L’abbé LeGuerre écrit: “On a donc placé, les Acadiens qui ne pouvaient plus subsister dans leurs quartiers dans un endroit de misère, je veux dire à Miramichi où ces pauvres gens sont morts l’hiver dernier en grande quantité de faim et de misère, et ceux qui ont échappé à la mort n’ont pas échappé à une horrible contagion
et ont été réduits par la famine qui y règne, à manger du cuir de leurs souliers, de la charogne (mot signifiant la chair en décomposition des animaux morts) et quelques-uns même ont mangé jusqu’à des excréments d’animaux”.
Seule l’arrivée d’un bateau de vivres envoyé en secours par le gouverneur Vaudreuil permit réellement de soulager les survivants. Dès le printemps 1757, 120 d’entre eux choisirent de se réfugier à Québec, alors que les autres préféraient rester à Miramichi ou ils se dirigent vers la baie des Chaleurs à Ristigouche, Bathurst, Caraquet et Shippagan.

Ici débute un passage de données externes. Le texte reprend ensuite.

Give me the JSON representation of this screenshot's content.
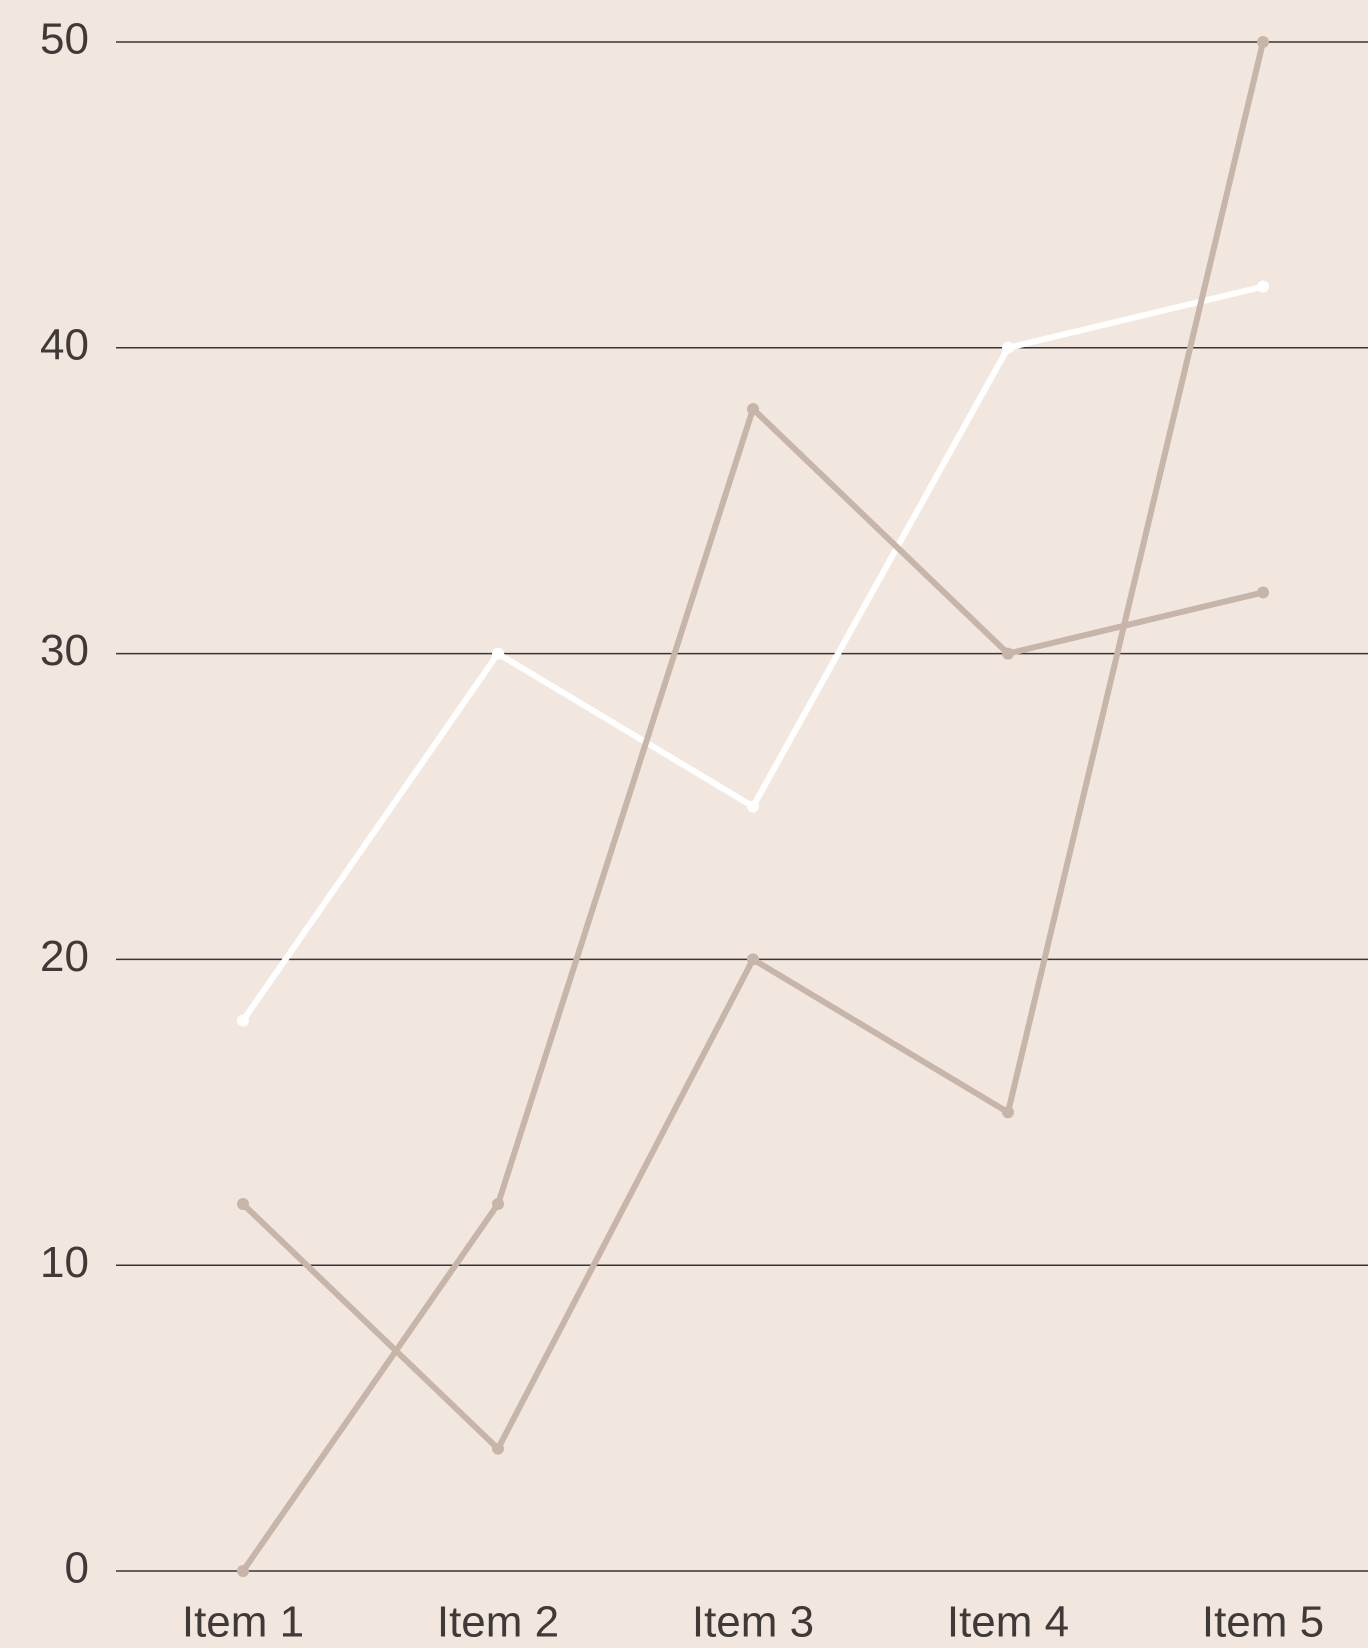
{
  "chart_data": {
    "type": "line",
    "categories": [
      "Item 1",
      "Item 2",
      "Item 3",
      "Item 4",
      "Item 5"
    ],
    "series": [
      {
        "color": "#ffffff",
        "values": [
          18,
          30,
          25,
          40,
          42
        ]
      },
      {
        "color": "#c6b5a8",
        "values": [
          12,
          4,
          20,
          15,
          50
        ]
      },
      {
        "color": "#c6b5a8",
        "values": [
          0,
          12,
          38,
          30,
          32
        ]
      }
    ],
    "ylim": [
      0,
      50
    ],
    "yticks": [
      0,
      10,
      20,
      30,
      40,
      50
    ],
    "grid": true
  }
}
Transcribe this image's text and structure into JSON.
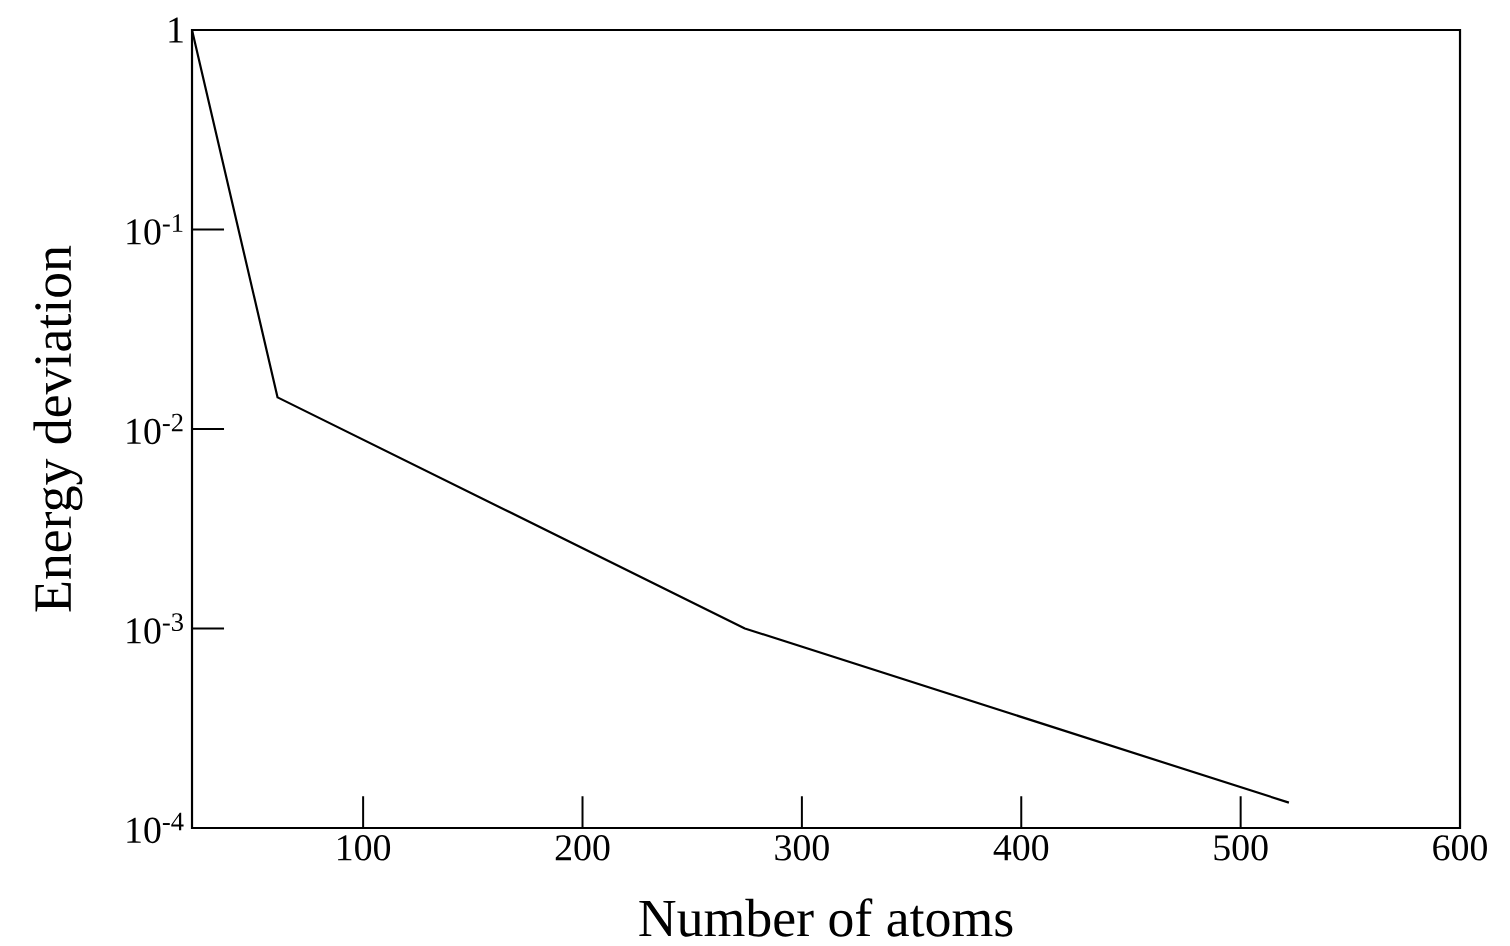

En septembre 1758, après la capitulation de la forteresse de Louisbourg, les Anglais tentèrent, sans succès, de détruire le camp de la Miramichi. Ils brûlèrent l’église et les habitations de la mission mi’kmaq située plus en aval (aujourd’hui Burnt Church), mais les forts vents du large les dissuadèrent de remonter plus en amont. Par la suite, les familles acadiennes furent déplacées au camp de la Ristigouche, au fond de la baie des Chaleurs, où s’étaient réfugiés plus de mille Acadiens. Le camp de la Miramichi ne fut abandonné qu’en novembre 1761, après la capture de ses derniers réfugiés lors d’une attaque anglaise dirigée contre les établissements acadiens de la baie des Chaleurs.
(1) D’après les études approfondies de RONNIE-GILLES LEBLANC, il estime que 1 376 est le nombre approximatif de réfugiés acadiens qui ont séjourné au camp d’Espérance. Quant au nombre de victimes, il estime environ 400 personnes si l’on s’en tient au nombre de 856 personnes qui auraient survécu et qui seraient demeurées en Acadie à cette époque, c’est-à-dire près du tiers des réfugiés acadiens du camp d’Espérance. Son étude ” Les réfugiés acadiens au camp d’Espérance de la Miramichi en 1756-1761 : un épisode méconnu du Grand Dérangement, Volume 41, numéro 1, winter/spring 2012″ contient la liste des individus /familles connue qui étaient au Camp d’Espérance.